Note that if the command terminates abnormally or value extraction fails, that trial is excluded from evaluation.
def command_generator(trial, **kwargs):
# Define hyperparameters
num_workers = trial.suggest_int("num_workers", low=1, high=10)
# Command dependent on hyperparameters
command = f"python train.py --num-workers {num_workers}"
return command
def value_extractor(log_path):
# Open log_path and extract cost value
with open(log_path, "r") as f:
for line in f:
if "epoch_time=" in line:
result = re.findall(
r"epoch_time=(\d+\.\d+)", line
)[0]
epoch_time = float(result[0])
return epoch_time
tuner = CommandOutputTuner()
tuner.optimize(command_generator, value_extractor, n_trials=10)
GeneralTuner
GeneralTuner optimizes user-defined objective functions.
def objective(trial, **kwargs):
# Define hyperparameters
x = trial.suggest_int("x", low=-10, high=10)
# Processing dependent on hyperparameters
y = func(x)
# Determine cost value
cost_value = y**2
return cost_value
tuner = GeneralTuner()
tuner.optimize(objective, n_trials=10)
3. Execute Tuning
When you run a tuning script using ZenithTune (let's call it optimize.py), it outputs the cost value and parameters for each trial. Users can obtain the best values and feed them back to the original tuning target.
$ python optimize.py
2025-07-18 08:08:53,545 - zenith-tune - INFO - Using distributed launcher: None
[I 2025-07-18 08:08:54,103] A new study created in RDB with name: study_20250718_080853
[I 2025-07-18 08:08:54,185] Trial 0 finished with value: 41.0 and parameters: {'x': 4, 'y': -5}. Best is trial 0 with value: 41.0.
[I 2025-07-18 08:08:54,222] Trial 1 finished with value: 85.0 and parameters: {'x': -6, 'y': -7}. Best is trial 0 with value: 41.0.

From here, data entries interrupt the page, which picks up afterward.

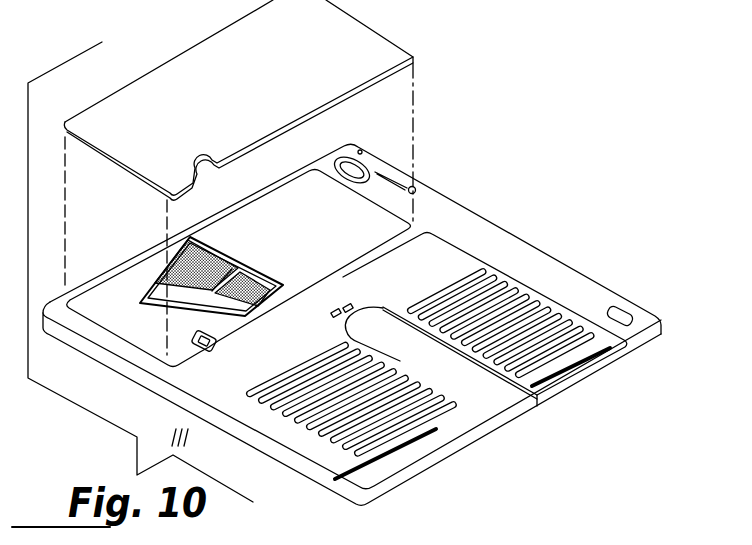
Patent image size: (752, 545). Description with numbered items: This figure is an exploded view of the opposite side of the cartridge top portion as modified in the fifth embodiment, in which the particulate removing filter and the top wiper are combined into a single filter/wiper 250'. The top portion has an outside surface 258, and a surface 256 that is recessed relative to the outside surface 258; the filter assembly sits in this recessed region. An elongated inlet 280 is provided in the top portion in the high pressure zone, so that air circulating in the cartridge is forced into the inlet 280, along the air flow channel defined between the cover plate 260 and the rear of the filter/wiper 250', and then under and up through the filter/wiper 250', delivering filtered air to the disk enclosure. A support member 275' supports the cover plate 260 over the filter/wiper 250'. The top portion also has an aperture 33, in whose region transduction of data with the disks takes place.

The cover plate 260 is at (227, 72).
The outside surface 258 is at (255, 423).
The surface 256 is at (150, 345).
The elongated inlet 280 is at (143, 275).
The filter/wiper 250' is at (201, 229).
The support member 275' is at (269, 259).
The aperture 33 is at (504, 399).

[I 2025-07-18 08:08:54,258] Trial 2 finished with value: 5.0 and parameters: {'x': 2, 'y': -1}. Best is trial 2 with value: 5.0.
[I 2025-07-18 08:08:54,293] Trial 3 finished with value: 64.0 and parameters: {'x': 8, 'y': 0}. Best is trial 2 with value: 5.0.
[I 2025-07-18 08:08:54,328] Trial 4 finished with value: 5.0 and parameters: {'x': -1, 'y': -2}. Best is trial 2 with value: 5.0.
4. Analyze Tuning Results
It is important to analyze tuning results, such as whether tuning has properly converged and how important each hyperparameter is to the cost value. In ZenithTune, you can call the analyze function after executing the optimize function to aggregate and output various analysis methods by Optuna.
tuner = GeneralTuner()
tuner.optimize(objective, n_trials=10)
tuner.analyze()
From the standard output of the analyze function, you can confirm the initial value/parameters, optimal value/parameters, and improvement rate from the initial value.
2025-07-18 08:18:30,076 - zenith-tune - INFO - First trial: value=117.0, params={'x': 9, 'y': 6}
2025-07-18 08:18:30,079 - zenith-tune - INFO - Best trial: trial_id=5, value=10.0, params={'x': -1, 'y': -3}
2025-07-18 08:18:30,079 - zenith-tune - INFO - Improvement rate from first: 11.7
Additionally, the following analysis results are output to the working directory containing tuning results (default is under ./outputs/):
timeline.png
: Time spent on each trial on real timehistory.png
: Progress of cost values during trial processimportances.png
: Importance of each tuning parameter
Check whether each trial is executed properly and whether there are parameters that clearly should not be tuned, and modify the tuning script as necessary. Tuning is complete when tuning has progressed sufficiently and the Best Value has converged.